The Government of Ontario’s Capital Markets Modernization Taskforce (the Taskforce), launched in February 2020, today released its list of 74 recommendations to modernize Ontario’s capital markets regulation. The Taskforce recommends expanding the mandate of the Ontario Securities Commission (OSC) to include fostering capital formation and competition in the markets and changing the name of the OSC to the Ontario Capital Markets Authority.
The Taskforce also recommends mandating disclosure of material ESG information, specifically climate change-related disclosure that is compliant with the TCFD recommendations through regulatory filing requirements of the OSC.
The key elements of the Taskforce’s proposed ESG disclosure requirements are as follows:
The requirements would apply to all reporting issuers (non-investment fund).

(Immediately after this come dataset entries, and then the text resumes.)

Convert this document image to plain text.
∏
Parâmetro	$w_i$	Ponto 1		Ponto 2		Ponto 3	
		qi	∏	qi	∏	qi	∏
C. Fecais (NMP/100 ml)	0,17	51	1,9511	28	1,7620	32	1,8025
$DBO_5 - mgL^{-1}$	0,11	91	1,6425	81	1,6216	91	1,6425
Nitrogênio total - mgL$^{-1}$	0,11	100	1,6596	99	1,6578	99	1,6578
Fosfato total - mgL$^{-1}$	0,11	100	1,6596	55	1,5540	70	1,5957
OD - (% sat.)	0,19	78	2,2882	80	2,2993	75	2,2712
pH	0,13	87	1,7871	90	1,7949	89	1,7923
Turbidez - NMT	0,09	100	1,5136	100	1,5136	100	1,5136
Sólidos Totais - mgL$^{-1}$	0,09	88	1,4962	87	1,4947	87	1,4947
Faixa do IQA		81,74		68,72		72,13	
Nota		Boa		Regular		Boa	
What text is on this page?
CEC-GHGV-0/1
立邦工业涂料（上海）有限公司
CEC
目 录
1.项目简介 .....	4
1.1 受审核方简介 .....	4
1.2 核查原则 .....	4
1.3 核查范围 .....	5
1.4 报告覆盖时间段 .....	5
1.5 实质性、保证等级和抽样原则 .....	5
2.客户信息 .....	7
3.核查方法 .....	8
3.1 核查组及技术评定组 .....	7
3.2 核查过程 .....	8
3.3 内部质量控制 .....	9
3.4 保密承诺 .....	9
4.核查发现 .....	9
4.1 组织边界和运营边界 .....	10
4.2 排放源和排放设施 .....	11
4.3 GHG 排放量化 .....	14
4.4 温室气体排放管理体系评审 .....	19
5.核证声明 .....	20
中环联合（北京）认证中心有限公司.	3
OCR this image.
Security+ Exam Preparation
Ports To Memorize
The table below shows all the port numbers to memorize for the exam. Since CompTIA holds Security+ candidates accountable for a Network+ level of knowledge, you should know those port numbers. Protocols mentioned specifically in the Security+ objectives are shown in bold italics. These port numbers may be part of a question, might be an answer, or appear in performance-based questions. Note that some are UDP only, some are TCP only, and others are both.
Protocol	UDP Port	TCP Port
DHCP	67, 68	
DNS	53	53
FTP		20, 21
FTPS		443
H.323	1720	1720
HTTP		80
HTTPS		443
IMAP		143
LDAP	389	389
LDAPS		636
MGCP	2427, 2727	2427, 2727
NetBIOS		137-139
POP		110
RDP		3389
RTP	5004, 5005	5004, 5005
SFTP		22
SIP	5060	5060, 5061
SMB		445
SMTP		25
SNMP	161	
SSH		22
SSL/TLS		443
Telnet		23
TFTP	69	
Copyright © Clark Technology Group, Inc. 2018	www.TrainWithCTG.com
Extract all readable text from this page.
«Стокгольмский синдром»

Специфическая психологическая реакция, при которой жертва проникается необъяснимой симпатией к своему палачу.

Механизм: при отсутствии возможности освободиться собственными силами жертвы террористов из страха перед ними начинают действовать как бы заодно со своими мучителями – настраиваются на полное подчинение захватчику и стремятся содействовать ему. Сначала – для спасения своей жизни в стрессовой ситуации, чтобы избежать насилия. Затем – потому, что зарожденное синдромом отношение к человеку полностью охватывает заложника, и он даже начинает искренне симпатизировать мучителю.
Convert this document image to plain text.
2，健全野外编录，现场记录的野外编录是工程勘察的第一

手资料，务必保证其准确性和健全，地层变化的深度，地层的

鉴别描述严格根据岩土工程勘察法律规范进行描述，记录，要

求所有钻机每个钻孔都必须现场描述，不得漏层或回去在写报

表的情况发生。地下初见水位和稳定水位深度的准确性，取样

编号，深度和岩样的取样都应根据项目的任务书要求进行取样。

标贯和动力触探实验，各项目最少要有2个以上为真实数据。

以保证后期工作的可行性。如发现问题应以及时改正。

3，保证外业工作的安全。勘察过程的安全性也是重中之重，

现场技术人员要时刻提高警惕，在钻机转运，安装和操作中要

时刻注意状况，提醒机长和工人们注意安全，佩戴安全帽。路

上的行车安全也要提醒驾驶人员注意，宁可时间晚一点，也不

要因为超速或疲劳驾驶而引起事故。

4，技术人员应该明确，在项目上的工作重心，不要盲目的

The requirements would include:
Mandatory disclosure recommended by the TCFD related to governance, strategy and risk management (subject to materiality). This would exclude mandatory disclosure of scenario analysis under an issuer’s strategy; and
Disclosure of Scope 1, Scope 2, and, if appropriate, Scope 3 greenhouse gas (GHG) emissions on a “comply-or-explain” basis.
The Taskforce proposes a transition phase for all issuers to comply with the new disclosure requirements, beginning when the new requirements are implemented. The length of each issuer’s transition phase would depend on the issuer’s market cap at the time the requirements are implemented, with each issuer grouped into one of three market cap tiers that correspond to a certain transition phase, as follows:
Large cap issuers: Greater than $500m — Transition phase of 2 years
Medium cap issuers: Between $150m and $500m — Transition phase of 3 years
Small cap issuers: Less than $150m — Transition phase of 5 years
The Taskforce also encourages the Canadian Securities Administrators (CSA) to proceed in alignment with Ontario and implement similar ESG and climate-related disclosure requirements across Canada. The CSA issued Staff Notice 51-358 Reporting of Climate Change-related Risks on August 1, 2019 (see our earlier bulletin here).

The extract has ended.